Ma l’uscita dall’Ue non è l’unico punto del programma di Geert Wilders per governare il paese. Ridotto a una sola pagina, contiene sostanzialmente indicazioni su quelli che sembrano più i desideri di un governo isolazionista di fine ‘800 che concrete e pragmatiche idee di un esecutivo. Tra i punti elencati si possono leggere, oltre alla già citata uscita dall’Ue (e dall’Euro, quindi), la promessa della chiusura di tutti i centri di religione e cultura islamica (scuole e moschee), la chiusura di qualsiasi centro di accoglienza per richiedenti asilo, insieme ad altre misure populiste quali la riduzione del costo degli affitti e degli sprechi della sanità pubblica olandese, la quale si basa tuttavia su un sistema di assicurazioni private. Nessuna menzione viene fatta su come queste misure verrebbero eventualmente implementate, ma servono tutte (soprattutto quelle anti islamiche e razziste) a consolidare e far guadagnare ulteriore consenso al leader del PVV, in un paese che viene idealisticamente indicato nell’immaginario collettivo come uno dei più liberali d’Europa.
Lo stesso Wilders è stato infatti accusato e condannato in primo grado per insulti e incitamento all’odio razziale, ma durante il suo discorso di apertura della campagna elettorale (proprio a Rotterdam) non ha perso occasione per scagliarsi contro la “feccia marocchina” (cit.) che abiterebbe nel paese, contribuendo alla fama di “visionario” attribuitagli dai suoi sostenitori per la sua lotta contro l’Islam.
A guardare i numeri tuttavia quella che viene a cadere è proprio l’immagine dei Paesi Bassi come una nazione che fa della libertà e del multiculturalismo una propria bandiera: secondo l’ultimo report Osce, infatti, nel 2015 vi sono stati 2215 attacchi motivati da odio razziale o xenofobo, con ben 439 casi dichiarati (più di uno al giorno) di aggressioni che prendono di mira gli “evidenti segni di appartenenza alla cultura islamica”. Inoltre, secondo l’associazione Meld Islamophobie, organizzazione olandese impegnata nella lotta contro la discriminazione anti islamica, ben l’89% degli attacchi sarebbero stati diretti contro donne coperte dal velo tradizionale.
Segni, questi, che il fenomeno Wilders non arriva sicuramente dal nulla, ed è destinato a far discutere sul futuro della società olandese ed europea.

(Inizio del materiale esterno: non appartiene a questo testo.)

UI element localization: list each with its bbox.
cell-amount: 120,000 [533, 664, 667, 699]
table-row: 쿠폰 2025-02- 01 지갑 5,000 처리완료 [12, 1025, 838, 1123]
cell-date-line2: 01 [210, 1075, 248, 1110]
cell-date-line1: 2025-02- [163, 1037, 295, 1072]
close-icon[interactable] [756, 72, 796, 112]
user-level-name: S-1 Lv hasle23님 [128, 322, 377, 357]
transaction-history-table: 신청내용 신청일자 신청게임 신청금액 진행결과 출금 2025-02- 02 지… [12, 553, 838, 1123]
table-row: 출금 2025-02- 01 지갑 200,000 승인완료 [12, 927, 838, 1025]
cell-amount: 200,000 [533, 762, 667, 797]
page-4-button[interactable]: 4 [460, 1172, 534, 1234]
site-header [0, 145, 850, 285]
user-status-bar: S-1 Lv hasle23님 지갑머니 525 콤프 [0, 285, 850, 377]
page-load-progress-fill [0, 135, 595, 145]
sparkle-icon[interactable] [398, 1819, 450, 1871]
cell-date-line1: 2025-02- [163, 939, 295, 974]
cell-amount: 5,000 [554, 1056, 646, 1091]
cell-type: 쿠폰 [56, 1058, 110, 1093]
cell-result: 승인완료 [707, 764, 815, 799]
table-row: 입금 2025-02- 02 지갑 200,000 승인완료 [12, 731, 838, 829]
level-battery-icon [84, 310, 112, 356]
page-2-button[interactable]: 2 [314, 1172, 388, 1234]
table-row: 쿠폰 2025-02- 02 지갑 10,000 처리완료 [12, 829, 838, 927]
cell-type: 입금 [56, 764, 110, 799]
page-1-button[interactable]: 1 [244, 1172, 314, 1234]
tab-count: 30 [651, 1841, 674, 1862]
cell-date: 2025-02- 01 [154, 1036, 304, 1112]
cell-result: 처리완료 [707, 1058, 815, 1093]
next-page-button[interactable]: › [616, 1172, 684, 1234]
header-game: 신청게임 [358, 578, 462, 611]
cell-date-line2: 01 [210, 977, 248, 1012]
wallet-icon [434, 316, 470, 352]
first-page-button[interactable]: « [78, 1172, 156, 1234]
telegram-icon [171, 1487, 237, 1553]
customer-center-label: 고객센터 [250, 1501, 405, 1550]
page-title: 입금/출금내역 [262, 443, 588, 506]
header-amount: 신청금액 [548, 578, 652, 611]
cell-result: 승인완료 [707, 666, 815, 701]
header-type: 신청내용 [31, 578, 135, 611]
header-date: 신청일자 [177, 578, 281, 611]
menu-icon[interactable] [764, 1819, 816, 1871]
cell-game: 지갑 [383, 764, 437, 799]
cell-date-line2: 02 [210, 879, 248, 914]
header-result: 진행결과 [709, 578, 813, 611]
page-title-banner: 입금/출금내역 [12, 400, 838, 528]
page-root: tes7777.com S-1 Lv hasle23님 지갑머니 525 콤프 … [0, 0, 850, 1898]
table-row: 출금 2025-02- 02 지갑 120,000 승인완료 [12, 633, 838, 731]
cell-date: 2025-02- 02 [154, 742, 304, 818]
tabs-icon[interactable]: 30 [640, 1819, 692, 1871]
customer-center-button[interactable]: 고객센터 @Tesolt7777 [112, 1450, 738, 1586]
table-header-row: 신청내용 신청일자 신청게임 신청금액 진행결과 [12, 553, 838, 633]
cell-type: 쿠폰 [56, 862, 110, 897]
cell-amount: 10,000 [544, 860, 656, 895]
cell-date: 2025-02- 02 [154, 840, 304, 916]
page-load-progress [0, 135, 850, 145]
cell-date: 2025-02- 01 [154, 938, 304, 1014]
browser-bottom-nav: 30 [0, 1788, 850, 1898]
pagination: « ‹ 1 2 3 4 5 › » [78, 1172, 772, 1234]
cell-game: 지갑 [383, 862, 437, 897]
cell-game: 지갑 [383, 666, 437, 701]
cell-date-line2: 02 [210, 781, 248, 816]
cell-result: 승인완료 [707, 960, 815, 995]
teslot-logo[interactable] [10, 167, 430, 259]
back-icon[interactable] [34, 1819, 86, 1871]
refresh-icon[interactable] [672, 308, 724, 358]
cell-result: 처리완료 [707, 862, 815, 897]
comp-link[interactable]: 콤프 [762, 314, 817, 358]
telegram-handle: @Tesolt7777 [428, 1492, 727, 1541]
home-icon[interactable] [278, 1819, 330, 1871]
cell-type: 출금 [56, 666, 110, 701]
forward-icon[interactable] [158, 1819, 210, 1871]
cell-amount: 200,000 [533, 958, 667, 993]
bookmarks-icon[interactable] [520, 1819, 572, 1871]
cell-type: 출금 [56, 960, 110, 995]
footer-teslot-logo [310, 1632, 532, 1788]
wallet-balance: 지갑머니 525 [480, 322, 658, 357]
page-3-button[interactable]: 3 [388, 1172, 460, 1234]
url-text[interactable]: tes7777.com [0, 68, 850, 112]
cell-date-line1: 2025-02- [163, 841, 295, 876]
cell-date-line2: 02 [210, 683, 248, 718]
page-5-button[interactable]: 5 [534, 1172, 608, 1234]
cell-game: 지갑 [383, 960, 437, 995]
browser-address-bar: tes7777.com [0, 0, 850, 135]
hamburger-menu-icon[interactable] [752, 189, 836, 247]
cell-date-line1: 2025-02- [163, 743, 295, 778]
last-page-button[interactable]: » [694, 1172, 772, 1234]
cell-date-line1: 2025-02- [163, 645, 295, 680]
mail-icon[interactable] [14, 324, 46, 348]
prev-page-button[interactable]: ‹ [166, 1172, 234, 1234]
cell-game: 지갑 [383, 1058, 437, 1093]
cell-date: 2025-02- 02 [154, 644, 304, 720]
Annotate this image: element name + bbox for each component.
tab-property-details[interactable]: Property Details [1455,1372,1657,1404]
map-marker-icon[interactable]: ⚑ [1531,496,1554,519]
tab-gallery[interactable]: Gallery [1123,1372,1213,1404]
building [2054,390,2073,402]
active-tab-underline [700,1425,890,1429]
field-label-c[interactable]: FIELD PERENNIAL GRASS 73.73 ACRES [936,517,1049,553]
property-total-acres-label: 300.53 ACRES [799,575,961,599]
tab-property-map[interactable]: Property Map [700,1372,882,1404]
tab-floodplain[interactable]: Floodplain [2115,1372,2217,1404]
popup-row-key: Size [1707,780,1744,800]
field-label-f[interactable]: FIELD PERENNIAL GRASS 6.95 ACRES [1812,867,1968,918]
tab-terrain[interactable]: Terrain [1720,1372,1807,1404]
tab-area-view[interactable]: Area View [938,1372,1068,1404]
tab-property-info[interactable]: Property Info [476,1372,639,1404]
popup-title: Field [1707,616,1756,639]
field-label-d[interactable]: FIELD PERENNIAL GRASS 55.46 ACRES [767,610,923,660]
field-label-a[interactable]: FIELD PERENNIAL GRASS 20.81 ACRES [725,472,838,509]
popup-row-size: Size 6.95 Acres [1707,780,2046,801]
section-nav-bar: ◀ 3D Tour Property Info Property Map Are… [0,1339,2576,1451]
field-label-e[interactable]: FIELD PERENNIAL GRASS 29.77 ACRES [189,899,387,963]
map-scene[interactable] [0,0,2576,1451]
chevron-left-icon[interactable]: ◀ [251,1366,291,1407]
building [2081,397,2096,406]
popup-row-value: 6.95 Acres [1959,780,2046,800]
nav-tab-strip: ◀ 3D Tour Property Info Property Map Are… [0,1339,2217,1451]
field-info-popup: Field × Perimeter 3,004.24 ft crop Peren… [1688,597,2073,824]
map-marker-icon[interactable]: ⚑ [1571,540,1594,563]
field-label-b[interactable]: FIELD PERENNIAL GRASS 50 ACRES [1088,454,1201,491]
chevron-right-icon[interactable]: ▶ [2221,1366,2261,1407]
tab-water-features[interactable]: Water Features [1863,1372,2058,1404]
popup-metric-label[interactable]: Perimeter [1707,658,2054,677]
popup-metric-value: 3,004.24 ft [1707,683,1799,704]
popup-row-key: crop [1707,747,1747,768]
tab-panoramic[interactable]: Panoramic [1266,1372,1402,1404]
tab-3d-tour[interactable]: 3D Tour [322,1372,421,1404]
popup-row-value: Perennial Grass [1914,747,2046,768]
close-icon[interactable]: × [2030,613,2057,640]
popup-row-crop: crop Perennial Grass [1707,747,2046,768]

Già, perché nonostante le probabilità di un governo a trazione PVV, con Geert Wilders Primo ministro, siano abbastanza remote, la sua probabile vittoria come primo partito nel voto popolare porrebbe importanti quesiti anche su altri appuntamenti elettorali in arrivo nel Continente, in primis quello francese e tedesco, dove il fenomeno Le Pen è in piena espansione e Frauke Petry, con il suo AfD, guadagna sempre più consensi. Un segnale importante, da guardare con attenzione.